In the simplest terms, I noticed something in Houston last weekend. Houston has a gay community. Oklahoma City has a Gay Ghetto.
I know Houston has a gay ghetto too. The ghetto there is actually more organized there than here. There is a bath house called Club Houston that advertises on the internet. (They evidently have locations in Dallas, New Orleans, Austin and a few other places too.) The establishment is specifically for those looking for nsa, no bs, anonymous sex. This is not the life I want to lead, and I have no interest in it at all.

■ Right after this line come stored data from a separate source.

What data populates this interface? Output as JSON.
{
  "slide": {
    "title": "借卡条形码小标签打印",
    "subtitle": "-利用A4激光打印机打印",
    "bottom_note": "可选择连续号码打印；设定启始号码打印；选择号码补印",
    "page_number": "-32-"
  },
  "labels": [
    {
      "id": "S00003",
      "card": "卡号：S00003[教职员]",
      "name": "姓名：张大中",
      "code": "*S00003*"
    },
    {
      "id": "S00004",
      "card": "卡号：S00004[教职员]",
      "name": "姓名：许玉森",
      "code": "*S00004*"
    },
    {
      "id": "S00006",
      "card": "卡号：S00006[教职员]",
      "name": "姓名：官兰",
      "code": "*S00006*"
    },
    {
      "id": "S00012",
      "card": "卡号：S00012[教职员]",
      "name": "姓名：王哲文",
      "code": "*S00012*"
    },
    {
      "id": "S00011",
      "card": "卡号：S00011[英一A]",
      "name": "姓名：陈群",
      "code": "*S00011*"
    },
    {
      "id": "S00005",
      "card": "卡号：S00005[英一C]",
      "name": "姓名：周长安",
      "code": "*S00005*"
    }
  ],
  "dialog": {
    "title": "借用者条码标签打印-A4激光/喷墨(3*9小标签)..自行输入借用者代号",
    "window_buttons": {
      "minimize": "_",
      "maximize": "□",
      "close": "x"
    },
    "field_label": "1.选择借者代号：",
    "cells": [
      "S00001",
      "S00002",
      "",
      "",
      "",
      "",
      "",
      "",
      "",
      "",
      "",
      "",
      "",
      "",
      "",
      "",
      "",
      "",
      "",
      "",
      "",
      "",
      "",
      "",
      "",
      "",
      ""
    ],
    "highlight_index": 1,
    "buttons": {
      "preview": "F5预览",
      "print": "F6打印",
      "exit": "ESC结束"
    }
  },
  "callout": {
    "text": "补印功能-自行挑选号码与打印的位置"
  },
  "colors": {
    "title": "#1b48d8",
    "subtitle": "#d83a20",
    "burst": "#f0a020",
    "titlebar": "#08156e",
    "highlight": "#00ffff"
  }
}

My point is that Houston also has a gay community that is not specifically built around gratuitous sex, and is not necessarily infused with all of the drugs, dead thinking and contempt for life that comes along with the ghetto. The cockroaches have a place to go to do their thing, and separate from that there is a place for normal people with souls, dignity, aspirations for life and hope to go and be themselves, meet people and make friends.
If I had a boyfriend, I would be embarrassed if we spent more than a couple of evenings a year on our local gay strip. It really is a disgusting place. What I didn't know until last weekend is that OKC and the Habanna have a regional reputation for being just such a place. I went to Houston to hang with good friends and attend a really large GLBT charity benefit. People from Houston and other places come to OKC to spend some time living on the edge of the universe and twist off. But then they go home, back to a real life and a worthwhile existence.
The only 'downer' of the weekend for me happened late Saturday night. I was sitting outside on the smoking patio, and had just finished a conversation with a really cool guy I would have liked to get to know better. I had several of those conversations throughout the weekend. I never seem to have them at the bars in OKC. As I sat there enjoying the conversations and thinking to myself how much I wanted to be a part of a community like this, I realized I really wanted something I couldn't have.
What I really wanted, and really would like to have had, is a community like this when I was 22. I tend to want the impossible. I tend to want something that doesn't exist. In this case, there's not even a possibility that this could exist since I am a hell of a long way from 22.
I wanted to grab a bunch of the cute young men and tell them how lucky they are, and how important it is not to waste such an opportunity that they've been given. Those guys have a chance to find someone, fall in love, build a life together and make a difference in the world. I would do about anything to live that kind of life.
I only know of one couple who really tried that here. And the call of the Ghetto was just too strong, too close and too loud. What a tragedy! It makes me sick to my stomach. I would love to believe that there is still hope for me. But every year, I get older and that hope becomes more of a wish.